当時のパソコンゲームは、カタカナしか使っていないものが一般的だった。関野さんは「関野フォント」でカタカナとひらがな、両方を手にすることができるようになった。両者の混用によって、ゲームに新しいテキストの表現方法が生まれた。
たとえば「学校に行く」という文を表記する場合、カタカナしか使えないとすれば表記は「ガッコウニイク」となる。これでは文節の区切れが分からず、意味が伝わりづらいため、文節の区切りで一文字空けて「ガッコウニ イク」、あるいは「ガッコウ ニ イク」とするのが、当時の表記方法だった。

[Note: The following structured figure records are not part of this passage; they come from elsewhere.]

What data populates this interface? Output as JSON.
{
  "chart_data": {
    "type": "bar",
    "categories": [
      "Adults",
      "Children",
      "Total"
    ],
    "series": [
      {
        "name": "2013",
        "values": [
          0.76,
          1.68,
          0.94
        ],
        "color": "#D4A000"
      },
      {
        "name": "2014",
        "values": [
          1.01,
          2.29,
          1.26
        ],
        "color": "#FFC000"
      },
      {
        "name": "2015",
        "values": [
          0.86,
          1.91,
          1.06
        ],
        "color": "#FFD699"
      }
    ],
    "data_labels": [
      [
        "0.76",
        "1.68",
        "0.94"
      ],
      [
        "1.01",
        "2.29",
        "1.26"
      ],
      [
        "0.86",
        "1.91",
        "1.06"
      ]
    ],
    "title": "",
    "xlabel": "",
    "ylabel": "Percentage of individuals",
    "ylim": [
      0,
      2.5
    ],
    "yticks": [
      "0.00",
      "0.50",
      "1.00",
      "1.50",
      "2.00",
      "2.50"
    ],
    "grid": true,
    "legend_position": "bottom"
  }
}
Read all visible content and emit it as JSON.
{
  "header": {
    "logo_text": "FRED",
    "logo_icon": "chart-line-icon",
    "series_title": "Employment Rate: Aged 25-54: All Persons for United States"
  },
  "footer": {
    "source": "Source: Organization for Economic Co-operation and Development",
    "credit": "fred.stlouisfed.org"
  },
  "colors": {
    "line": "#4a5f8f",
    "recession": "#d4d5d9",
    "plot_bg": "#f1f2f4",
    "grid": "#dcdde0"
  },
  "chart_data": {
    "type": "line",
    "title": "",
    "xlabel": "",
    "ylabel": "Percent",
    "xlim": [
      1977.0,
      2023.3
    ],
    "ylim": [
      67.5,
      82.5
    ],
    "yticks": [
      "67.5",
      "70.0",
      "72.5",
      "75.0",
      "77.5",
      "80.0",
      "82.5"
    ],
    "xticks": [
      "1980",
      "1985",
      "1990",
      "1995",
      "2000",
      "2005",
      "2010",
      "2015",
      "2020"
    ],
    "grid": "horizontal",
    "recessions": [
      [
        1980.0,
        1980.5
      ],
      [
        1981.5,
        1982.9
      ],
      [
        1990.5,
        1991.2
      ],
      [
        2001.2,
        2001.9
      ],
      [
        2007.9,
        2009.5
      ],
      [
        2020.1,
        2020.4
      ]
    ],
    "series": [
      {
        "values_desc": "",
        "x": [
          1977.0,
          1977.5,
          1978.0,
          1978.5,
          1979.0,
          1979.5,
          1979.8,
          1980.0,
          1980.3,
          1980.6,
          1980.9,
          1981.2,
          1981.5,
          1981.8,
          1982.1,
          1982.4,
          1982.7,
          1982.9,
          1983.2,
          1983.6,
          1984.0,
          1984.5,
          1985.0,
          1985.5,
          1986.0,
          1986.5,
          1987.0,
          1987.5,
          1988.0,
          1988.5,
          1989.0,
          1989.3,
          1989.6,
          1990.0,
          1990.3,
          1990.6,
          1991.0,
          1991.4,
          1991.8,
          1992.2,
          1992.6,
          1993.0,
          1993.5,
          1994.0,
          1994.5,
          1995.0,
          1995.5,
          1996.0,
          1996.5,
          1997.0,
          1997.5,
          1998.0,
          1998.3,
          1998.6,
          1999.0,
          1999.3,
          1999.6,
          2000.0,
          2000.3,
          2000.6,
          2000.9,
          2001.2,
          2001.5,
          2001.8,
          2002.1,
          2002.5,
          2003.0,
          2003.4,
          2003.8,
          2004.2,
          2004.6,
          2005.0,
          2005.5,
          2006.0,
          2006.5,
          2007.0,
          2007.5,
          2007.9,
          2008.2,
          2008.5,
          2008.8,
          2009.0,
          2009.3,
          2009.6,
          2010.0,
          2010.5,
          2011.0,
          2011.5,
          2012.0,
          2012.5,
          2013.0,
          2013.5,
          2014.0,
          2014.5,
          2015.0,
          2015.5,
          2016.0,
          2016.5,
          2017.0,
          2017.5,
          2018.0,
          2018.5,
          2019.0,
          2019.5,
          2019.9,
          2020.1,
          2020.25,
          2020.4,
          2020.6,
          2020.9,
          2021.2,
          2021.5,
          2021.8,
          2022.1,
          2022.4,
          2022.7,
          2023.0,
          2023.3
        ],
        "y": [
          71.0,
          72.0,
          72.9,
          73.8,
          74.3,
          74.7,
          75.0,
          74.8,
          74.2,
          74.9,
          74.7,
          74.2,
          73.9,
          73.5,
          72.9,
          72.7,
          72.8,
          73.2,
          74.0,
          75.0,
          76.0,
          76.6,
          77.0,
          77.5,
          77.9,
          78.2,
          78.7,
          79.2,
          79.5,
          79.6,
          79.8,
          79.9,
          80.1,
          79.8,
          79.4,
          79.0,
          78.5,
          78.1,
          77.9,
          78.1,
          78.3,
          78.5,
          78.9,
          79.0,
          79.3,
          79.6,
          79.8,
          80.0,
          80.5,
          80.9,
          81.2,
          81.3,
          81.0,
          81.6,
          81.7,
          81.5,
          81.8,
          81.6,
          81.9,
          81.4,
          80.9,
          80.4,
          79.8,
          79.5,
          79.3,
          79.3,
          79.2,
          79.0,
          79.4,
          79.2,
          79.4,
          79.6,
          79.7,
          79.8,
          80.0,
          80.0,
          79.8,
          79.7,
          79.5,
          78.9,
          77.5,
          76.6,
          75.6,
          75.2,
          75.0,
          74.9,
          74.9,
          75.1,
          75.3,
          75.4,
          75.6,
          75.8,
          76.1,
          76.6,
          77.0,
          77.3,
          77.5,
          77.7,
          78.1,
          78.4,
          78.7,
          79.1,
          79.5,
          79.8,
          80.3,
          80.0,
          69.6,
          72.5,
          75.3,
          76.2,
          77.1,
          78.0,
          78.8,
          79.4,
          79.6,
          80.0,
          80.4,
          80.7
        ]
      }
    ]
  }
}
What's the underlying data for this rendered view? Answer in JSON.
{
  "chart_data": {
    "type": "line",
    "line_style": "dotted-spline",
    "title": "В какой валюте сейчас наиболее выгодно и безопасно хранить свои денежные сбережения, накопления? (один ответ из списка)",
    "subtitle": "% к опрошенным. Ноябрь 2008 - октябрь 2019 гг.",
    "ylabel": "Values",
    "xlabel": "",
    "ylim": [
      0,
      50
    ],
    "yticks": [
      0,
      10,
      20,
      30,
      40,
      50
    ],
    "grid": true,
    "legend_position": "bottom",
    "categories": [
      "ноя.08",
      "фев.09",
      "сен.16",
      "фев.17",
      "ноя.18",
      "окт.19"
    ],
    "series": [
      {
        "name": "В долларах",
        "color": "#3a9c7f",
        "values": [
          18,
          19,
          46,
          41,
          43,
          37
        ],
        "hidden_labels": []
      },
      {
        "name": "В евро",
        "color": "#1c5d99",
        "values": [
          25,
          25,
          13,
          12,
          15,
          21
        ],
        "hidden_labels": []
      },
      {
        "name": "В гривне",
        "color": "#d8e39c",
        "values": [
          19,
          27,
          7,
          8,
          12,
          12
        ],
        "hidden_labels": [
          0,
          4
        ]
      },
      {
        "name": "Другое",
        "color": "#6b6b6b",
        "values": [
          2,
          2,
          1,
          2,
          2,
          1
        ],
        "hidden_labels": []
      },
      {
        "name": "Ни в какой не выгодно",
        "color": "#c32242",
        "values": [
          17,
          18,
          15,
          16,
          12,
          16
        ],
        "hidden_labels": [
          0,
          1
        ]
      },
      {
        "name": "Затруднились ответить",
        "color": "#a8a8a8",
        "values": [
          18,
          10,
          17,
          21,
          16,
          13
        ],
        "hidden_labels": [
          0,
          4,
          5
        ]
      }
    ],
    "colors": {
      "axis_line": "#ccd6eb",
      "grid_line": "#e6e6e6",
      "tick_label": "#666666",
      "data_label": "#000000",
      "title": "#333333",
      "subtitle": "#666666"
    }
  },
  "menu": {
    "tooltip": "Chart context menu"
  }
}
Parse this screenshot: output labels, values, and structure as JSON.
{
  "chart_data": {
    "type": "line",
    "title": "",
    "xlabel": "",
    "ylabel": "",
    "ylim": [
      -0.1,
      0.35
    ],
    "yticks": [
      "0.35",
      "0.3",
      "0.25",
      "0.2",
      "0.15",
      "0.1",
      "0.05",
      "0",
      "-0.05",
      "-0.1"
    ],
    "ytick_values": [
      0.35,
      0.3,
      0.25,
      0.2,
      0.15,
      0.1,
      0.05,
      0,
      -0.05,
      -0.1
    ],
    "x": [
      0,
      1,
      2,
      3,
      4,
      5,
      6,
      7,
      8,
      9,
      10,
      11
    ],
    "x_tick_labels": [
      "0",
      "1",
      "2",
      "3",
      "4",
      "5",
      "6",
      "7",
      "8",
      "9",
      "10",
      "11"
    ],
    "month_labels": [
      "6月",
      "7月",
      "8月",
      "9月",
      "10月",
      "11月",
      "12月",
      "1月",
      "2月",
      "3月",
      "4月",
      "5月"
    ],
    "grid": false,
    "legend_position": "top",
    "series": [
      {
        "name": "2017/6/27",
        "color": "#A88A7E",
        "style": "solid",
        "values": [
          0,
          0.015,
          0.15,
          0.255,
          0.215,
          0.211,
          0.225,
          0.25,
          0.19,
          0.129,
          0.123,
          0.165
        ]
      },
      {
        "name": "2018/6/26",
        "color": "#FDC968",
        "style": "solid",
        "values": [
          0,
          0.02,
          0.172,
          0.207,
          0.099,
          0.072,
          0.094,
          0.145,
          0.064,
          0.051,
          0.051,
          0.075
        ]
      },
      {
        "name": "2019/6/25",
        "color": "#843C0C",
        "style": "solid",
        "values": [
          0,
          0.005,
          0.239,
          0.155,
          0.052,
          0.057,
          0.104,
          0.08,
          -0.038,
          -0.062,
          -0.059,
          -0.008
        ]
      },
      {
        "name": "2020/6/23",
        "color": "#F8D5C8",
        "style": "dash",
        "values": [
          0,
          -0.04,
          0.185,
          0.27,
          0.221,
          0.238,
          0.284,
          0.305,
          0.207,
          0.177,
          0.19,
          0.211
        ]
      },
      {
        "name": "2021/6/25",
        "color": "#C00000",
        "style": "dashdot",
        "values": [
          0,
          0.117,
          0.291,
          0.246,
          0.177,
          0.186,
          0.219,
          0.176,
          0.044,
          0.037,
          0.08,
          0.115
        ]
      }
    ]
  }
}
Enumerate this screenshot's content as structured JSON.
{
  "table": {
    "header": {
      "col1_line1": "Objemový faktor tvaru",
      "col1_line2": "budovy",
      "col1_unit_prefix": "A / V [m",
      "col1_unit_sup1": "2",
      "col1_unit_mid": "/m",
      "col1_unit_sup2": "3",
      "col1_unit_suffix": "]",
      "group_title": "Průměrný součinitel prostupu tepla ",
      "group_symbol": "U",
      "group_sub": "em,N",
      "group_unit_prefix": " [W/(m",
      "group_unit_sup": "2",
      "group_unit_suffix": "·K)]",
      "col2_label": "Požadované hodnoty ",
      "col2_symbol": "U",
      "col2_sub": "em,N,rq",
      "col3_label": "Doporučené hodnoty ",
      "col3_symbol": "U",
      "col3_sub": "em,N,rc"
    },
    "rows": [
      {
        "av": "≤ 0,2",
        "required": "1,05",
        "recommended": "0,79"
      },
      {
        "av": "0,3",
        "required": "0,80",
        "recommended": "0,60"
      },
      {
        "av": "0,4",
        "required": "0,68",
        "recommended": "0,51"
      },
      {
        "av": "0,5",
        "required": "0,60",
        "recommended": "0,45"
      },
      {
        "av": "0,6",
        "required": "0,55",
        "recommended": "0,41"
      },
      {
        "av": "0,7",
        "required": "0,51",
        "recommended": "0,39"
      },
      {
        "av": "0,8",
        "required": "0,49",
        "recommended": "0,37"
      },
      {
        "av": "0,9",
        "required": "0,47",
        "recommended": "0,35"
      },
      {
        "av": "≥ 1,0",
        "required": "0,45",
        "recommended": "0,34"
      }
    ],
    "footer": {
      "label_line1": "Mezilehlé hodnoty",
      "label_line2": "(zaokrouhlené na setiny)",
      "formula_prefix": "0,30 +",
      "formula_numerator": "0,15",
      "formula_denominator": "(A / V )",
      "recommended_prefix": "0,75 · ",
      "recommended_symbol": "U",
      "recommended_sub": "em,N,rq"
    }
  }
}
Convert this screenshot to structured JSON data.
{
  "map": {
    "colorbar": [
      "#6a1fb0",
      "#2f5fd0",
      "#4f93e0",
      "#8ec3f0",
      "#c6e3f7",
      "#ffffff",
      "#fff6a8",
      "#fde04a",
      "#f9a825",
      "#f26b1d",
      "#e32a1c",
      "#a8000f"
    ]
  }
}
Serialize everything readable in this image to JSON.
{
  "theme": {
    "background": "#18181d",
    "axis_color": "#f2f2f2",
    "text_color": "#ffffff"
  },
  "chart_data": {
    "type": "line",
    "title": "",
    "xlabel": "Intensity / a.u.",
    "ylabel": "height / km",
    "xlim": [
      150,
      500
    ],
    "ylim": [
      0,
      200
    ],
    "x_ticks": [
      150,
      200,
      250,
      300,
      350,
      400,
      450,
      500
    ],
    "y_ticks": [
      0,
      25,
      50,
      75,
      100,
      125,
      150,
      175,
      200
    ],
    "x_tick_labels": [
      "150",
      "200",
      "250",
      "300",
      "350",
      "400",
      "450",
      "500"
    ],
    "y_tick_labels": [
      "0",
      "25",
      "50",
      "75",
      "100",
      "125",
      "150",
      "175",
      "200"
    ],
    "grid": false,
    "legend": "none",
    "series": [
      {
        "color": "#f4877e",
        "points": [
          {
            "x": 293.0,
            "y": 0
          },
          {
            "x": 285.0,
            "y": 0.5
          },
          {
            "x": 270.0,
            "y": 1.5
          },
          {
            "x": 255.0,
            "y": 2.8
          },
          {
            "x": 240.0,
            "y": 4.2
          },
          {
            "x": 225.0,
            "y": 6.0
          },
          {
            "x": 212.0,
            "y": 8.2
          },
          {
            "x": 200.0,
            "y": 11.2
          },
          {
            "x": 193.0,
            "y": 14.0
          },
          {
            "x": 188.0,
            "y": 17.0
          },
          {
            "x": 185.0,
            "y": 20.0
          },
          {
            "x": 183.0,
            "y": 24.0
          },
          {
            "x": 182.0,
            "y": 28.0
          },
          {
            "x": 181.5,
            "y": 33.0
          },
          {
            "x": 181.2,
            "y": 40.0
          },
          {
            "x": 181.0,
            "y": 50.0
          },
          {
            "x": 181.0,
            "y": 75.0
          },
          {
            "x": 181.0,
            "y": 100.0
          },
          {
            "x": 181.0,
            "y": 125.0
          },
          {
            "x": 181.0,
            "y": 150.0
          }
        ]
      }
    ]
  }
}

これが「TOKYOナンパストリート」では、「ガッコウいく」となる。カタカナとひらがなを混用することによって、2つの効果が生まれる。一つはカタカナ表記の「ガッコウ」とひらがな表記の「いく」によって文節がはっきりと区別できるため、以前のようにスペースを空ける必要がないこと。セリフにスピード感が生まれる。もう一つは、文節の区別がしっかりつけられるため、助詞を省略できる、ということだ。関野さんはこう語る。
「基本的にはマンガの技術だよね。ひらがなのまま表記していくと、文節が区別できなくなってきちゃう。かといってスペースを空けるのはイヤだった。もったいなかったし、好きじゃなかったんだよね。なるべくはしょって。はしょっても読みにくくならないように。たとえば『ガッコウいくのキライ』とかね」
もう一つ指摘しておきたいのが、記号だ。「TOKYOナンパストリート」では、テキスト中、特に女の子のセリフの語尾にハートマークや「~(ニョロ)」などの記号がしばしば使われる。会話を楽しみながらナンパを成功させていく、というゲームの目的から考えれば、女の子がどんな感情を抱いているかは重要だ。女の子のセリフにちりばめられた記号は、語る「内容」とは別に、そのセリフが「どう」語られているのか、つまり会話の「におい」を伝えるカギとなる。
今でこそケータイメールでのやり取りにニュアンスを加えるため「絵文字・顔文字」を使うことは普通だが、そうした文化のなかった当時、会話に「におい」をつけたいとこうした工夫がなされていたことは、やはり驚くべきことだろう。なんと関野さんは、当時のフォントセットには含まれていなかった「...(三点リーダー)」も作ってしまったのだという。
「点一個で『・』じゃ物足りないし、かといって半角にして3つつなげるのもカッコ悪いし。まだメモリには余裕があるし、じゃあ作っちゃえ、と...。楽しかったんだよね、この頃。あと何バイトある、何文字分空いてる、とか。じゃあコレも入れよっか、とかさ。楽しかった、若いときで」
関野さんが編み出したこれら表現上の工夫は、ファミコンも含めその後のゲームにおける文章表現の一つのベースになっている。もちろん全てが関野さんの影響下にあった、というつもりはない。その根底には「マンガ」的なものの影響があり、その影響のもと、ゲーム作りの現場で同時多発的に同じような考え方が生まれてきたのかも知れない。
ただ言えるのは、「モニター上の文字表現」という本シリーズのテーマにとって、ゲームというメディアは重要であるということ、そして「関野フォント」と「TOKYOナンパストリート」には、ある時期のゲームにおける文字の読みやすさを考える上で重要な示唆が含まれている、ということだ。